Federal court denies 2nd attempt of DYS jail guard to modify bail

Judge WM. Fremming Nielsen of the Washington Eastern District Court made his ruling after hearing the arguments of Assistant U.S. Attorney James J. Benedetto, the prosecutor, and court-appointed defense attorney Joseph James Norita Camacho, who is representing Tyron Farley Reyes Fitial, 24.

Nielsen remanded Fitial to the custody of the U.S. Marshals Service after the hearing.

Fitial, who has denied the charges, has been incarcerated since June 11, 2010 after the Federal Bureau of Investigation arrested him.

“There is nothing in [Fitial’s] background to suggest that he has a propensity for violence,” Camacho earlier told the court in his written motion for bail modification.

Camacho further told the court that the “right to pretrial release is fundamental.”

He said Fitial’s mother and his partner were suggested as third party custodians for his client.
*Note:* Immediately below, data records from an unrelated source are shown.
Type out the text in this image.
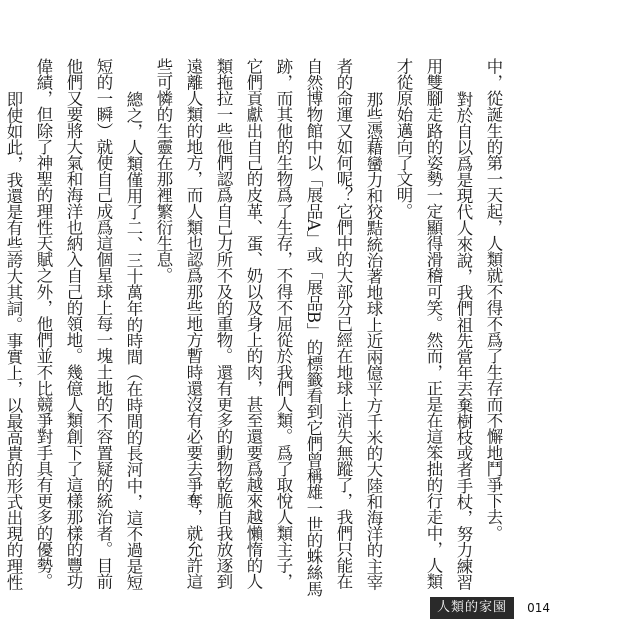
中，從誕生的第一天起，人類就不得不爲了生存而不懈地鬥爭下去。

對於自以爲是現代人來說，我們祖先當年丟棄樹枝或者手杖，努力練習用雙腳走路的姿勢一定顯得滑稽可笑。然而，正是在這笨拙的行走中，人類才從原始邁向了文明。

那些憑藉蠻力和狡黠統治著地球上近兩億平方千米的大陸和海洋的主宰者的命運又如何呢？它們中的大部分已經在地球上消失無蹤了，我們只能在自然博物館中以「展品A」或「展品B」的標籤看到它們曾稱雄一世的蛛絲馬跡，而其他的生物爲了生存，不得不屈從於我們人類。爲了取悅人類主子，它們貢獻出自己的皮革、蛋、奶以及身上的肉，甚至還要爲越來越懶惰的人類拖拉一些他們認爲自己力所不及的重物。還有更多的動物乾脆自我放逐到遠離人類的地方，而人類也認爲那些地方暫時還沒有必要去爭奪，就允許這些可憐的生靈在那裡繁衍生息。

總之，人類僅用了二、三十萬年的時間（在時間的長河中，這不過是短短的一瞬）就使自己成爲這個星球上每一塊土地的不容置疑的統治者。目前他們又要將大氣和海洋也納入自己的領地。幾億人類創下了這樣那樣的豐功偉績，但除了神聖的理性天賦之外，他們並不比競爭對手具有更多的優勢。

即使如此，我還是有些誇大其詞。事實上，以最高貴的形式出現的理性

人類的家園	014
In an e-mail to the Variety, Benedetto, who moved that Fitial remain in custody, said Nielsen ruled that the Bail Reform Act “only allows for a detention hearing to be reopened if the movant comes forward with new information, not known at the time of the original detention hearing, that is material to the issue of dangerousness or flight risk.”

Benedetto cited case law that “stands for the proposition that the testimony or availability of your friends and family to be a third party custodian is not new information, since you knew about them when the original hearing was held.”

Benedetto said Fitial already had two detention hearings before his bail motion, one before Judge Consuelo Marshall, and one before Judge David Carter.

“Both judges found that there was no condition, or combination of conditions, that would ensure the appearance of [Fitial] and the safety of one or more persons and the community,” Benedetto said.

The federal prosecutor added: “In fact, Judge Marshall made a specific finding, based on the testimony of an FBI agent, that there was a serious risk that [Fitial] would seek to ‘threaten, injure or intimidate’ one or more of the government’s witnesses.”

Last August, Fitial fired his first court-appointed defense attorney for failing to secure his pretrial release.

Judge Nielsen earlier vacated Fitial’s jury trial for Dec. 6, 2010, and set a new trial date for Feb. 7, 2011.